Do you think you might be anaemic or a bit low in something? Could you stretch the budget for some post natal multivitamin type things? Anyone in your situation would be exhausted, but just maybe there’s a deficiency making things even worse.
How old are your middle children? 2 yo probably not hugely helpful but 6 and 8 could be putting a baby bath back in the bathroom or pulling washing out of the machine and into the dryer if you have one. Or pulling dry clothes off the line ready for the next load, even if they can’t hang them up just yet. Again though, if getting them to do things is more stressful then don’t add stress - do what you need to do in order to survive. My sibs and I quite enjoyed a bit of healthy competition at that age though - too young to wash up heavy pots and pans maybe, but not too young to have one of them go at the high chair and one the table with a hot soapy cloth and see which one of them can get their thing shiny the fastest.
Summer is coming. Might not feel like it, but it really is! And as soon as it’s warmer, you can eat outside (if you have a garden or a balcony), and that will make a big difference to the amount of mess created.

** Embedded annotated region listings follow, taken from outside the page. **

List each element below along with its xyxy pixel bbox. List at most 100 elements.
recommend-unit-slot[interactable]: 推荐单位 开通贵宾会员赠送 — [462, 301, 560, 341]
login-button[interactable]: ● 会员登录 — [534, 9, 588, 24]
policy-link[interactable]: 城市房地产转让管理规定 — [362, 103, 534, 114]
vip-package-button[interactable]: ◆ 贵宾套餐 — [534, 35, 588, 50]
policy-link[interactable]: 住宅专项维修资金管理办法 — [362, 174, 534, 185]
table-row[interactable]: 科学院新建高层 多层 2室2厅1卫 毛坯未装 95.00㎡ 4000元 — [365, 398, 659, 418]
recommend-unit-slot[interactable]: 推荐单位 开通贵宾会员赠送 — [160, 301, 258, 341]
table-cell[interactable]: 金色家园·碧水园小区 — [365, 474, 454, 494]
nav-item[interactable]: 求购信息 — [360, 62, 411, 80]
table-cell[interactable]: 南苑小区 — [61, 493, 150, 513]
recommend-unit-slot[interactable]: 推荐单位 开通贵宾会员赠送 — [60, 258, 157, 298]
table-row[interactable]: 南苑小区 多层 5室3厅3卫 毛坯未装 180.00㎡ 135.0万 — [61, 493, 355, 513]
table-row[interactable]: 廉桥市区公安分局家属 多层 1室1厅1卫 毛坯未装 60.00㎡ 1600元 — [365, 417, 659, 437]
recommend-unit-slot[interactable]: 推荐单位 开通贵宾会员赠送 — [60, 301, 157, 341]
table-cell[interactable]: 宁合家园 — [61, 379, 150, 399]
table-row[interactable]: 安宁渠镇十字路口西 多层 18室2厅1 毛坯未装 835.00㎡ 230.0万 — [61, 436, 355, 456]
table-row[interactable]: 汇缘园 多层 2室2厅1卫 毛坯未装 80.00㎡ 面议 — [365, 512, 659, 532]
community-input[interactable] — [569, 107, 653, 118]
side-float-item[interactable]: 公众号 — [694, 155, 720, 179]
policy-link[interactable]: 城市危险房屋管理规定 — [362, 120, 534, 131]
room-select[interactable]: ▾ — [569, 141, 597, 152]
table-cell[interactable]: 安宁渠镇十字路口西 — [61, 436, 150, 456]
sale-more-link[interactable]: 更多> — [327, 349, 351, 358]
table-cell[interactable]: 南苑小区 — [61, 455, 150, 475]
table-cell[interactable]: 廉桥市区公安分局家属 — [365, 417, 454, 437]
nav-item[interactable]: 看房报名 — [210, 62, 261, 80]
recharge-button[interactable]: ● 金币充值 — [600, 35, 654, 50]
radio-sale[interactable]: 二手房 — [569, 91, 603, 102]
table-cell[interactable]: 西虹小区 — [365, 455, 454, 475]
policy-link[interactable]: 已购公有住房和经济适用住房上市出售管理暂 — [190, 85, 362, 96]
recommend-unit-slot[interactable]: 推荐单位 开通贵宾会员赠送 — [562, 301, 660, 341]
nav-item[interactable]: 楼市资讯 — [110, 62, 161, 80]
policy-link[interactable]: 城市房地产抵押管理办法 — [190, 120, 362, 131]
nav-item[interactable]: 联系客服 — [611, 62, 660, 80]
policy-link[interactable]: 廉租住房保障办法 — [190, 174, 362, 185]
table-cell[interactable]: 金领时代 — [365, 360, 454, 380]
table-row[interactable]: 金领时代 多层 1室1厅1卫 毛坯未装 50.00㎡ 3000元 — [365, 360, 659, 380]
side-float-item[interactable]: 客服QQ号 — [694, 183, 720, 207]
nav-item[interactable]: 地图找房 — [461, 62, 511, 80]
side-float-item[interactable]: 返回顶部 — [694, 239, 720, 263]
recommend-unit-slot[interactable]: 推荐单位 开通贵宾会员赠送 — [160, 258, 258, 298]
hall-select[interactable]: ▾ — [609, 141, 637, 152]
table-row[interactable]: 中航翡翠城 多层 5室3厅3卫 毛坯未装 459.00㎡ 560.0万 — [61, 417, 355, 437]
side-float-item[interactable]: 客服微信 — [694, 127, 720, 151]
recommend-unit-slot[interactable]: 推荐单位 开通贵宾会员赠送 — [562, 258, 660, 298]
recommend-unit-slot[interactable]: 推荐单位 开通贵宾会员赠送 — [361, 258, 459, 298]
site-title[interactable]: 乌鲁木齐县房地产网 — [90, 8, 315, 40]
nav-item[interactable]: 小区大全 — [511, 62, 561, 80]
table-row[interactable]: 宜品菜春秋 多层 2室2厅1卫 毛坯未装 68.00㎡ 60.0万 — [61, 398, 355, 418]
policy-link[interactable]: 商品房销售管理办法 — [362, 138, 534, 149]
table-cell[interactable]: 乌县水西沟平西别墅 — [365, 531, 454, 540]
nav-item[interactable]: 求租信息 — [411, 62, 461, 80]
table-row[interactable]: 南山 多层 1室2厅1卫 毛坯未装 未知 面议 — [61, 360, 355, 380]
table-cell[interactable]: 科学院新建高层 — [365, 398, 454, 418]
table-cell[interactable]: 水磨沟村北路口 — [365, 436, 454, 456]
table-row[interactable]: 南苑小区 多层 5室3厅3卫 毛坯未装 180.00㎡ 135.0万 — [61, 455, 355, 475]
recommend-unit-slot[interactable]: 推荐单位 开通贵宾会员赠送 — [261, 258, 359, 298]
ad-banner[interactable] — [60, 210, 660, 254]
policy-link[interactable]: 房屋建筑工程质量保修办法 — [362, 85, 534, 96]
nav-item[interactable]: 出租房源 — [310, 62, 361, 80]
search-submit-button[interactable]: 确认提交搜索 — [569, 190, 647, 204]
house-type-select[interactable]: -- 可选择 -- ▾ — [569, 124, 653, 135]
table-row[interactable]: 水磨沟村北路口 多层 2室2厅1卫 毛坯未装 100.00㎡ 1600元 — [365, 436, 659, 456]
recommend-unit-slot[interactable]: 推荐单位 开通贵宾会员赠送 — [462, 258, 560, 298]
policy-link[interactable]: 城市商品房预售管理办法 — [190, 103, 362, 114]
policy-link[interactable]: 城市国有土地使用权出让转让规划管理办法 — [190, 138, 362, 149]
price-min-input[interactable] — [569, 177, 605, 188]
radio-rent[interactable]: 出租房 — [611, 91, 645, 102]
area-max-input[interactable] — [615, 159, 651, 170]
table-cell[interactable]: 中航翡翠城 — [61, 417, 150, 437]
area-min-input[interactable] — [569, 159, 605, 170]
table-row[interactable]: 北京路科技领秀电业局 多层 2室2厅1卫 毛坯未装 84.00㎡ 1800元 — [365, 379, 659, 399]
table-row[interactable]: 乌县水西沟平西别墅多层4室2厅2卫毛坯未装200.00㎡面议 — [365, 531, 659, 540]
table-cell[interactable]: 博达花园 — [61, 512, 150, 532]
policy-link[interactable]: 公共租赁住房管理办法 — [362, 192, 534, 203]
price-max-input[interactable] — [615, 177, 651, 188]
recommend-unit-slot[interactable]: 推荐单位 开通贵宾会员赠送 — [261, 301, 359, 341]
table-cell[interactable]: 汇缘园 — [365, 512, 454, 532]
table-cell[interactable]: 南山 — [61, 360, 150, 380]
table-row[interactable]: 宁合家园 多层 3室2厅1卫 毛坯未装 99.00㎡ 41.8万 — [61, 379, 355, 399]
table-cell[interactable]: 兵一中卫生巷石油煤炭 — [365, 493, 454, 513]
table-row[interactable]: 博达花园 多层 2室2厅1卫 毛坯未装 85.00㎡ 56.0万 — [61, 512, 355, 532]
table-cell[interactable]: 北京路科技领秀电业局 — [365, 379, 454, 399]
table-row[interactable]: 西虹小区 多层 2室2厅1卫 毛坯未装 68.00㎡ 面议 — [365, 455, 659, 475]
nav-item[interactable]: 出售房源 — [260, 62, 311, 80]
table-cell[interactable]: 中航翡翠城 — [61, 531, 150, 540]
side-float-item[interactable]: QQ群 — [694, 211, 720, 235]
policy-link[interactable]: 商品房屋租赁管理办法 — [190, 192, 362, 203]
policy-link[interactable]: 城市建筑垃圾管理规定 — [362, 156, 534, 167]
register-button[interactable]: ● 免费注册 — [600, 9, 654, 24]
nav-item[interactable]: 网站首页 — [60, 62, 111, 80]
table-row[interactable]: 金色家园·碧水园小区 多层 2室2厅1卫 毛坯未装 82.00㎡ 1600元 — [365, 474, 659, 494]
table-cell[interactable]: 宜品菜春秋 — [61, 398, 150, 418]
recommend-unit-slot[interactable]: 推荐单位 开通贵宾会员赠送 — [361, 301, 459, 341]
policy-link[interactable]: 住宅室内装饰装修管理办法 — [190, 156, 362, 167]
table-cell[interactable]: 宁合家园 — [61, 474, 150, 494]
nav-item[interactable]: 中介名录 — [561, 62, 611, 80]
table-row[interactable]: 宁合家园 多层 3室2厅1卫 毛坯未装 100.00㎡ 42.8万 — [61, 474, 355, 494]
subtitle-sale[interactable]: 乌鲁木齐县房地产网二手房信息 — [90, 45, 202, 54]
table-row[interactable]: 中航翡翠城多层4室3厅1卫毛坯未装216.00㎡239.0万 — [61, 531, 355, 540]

I’m sitting here looking at the chips my child has ground into our rug. I’m not talking from an idyllic perfect palace at all. For me one too thing is to keep the washing machine empty as much as possible. if I can just get the laundry drying then the machine is gaping ready for the next load. And shitty baby grows can be tossed straight into it along with all grotty clothes. If I can set it going as I go to bed then I can empty it when I’m boiling the kettle in the morning (I’m single, but that’s a job anyone could do including long hours working OH). And then when the inevitable wet bedding is discovered in the morning that can go straight into the machine too.
If you’re really drowning in washing and you need a hard reset, can you scrape the money together for a service wash? £12 for an IKEA bag sized load here; take it to the launderette dirty and pick it up the next day clean and dry and folded. I know the laundry won’t stay done forever, but if you’re facing more loads than you could physically do in a day, could be worth considering. It resets it all anyway.
I don’t know if you have the budget, but if you do, then maybe give yourself a few days where your cooking is less than you do just now. For me that would mean a few days of giant family sized ready meals - lasagne, garlic bread and salad, fish pie and a bucket of peas, whatever the family will eat with minimal fuss but without you juggling pots and pans and babies. If the budget doesn’t run to it, can you cook enough one day to eat it the next too?
Can you pick out just one thing that would make things easier? Not big “have a bigger house” type things or “have more money” but “if everyone would just clear their own place and someone else would do the washing up” or “if I could just know that someone else would sort school uniforms” or whatever it might be? I assume that you and your OH rub along reasonably well together, or you wouldn’t have managed to grow babies together. So can you just quietly explain how utterly beyond exhausted you are, and how much it would help if he could just do that one thing, without needing to be reminded? At the moment it seems as though you are taking care of everybody, but no one is taking care of you.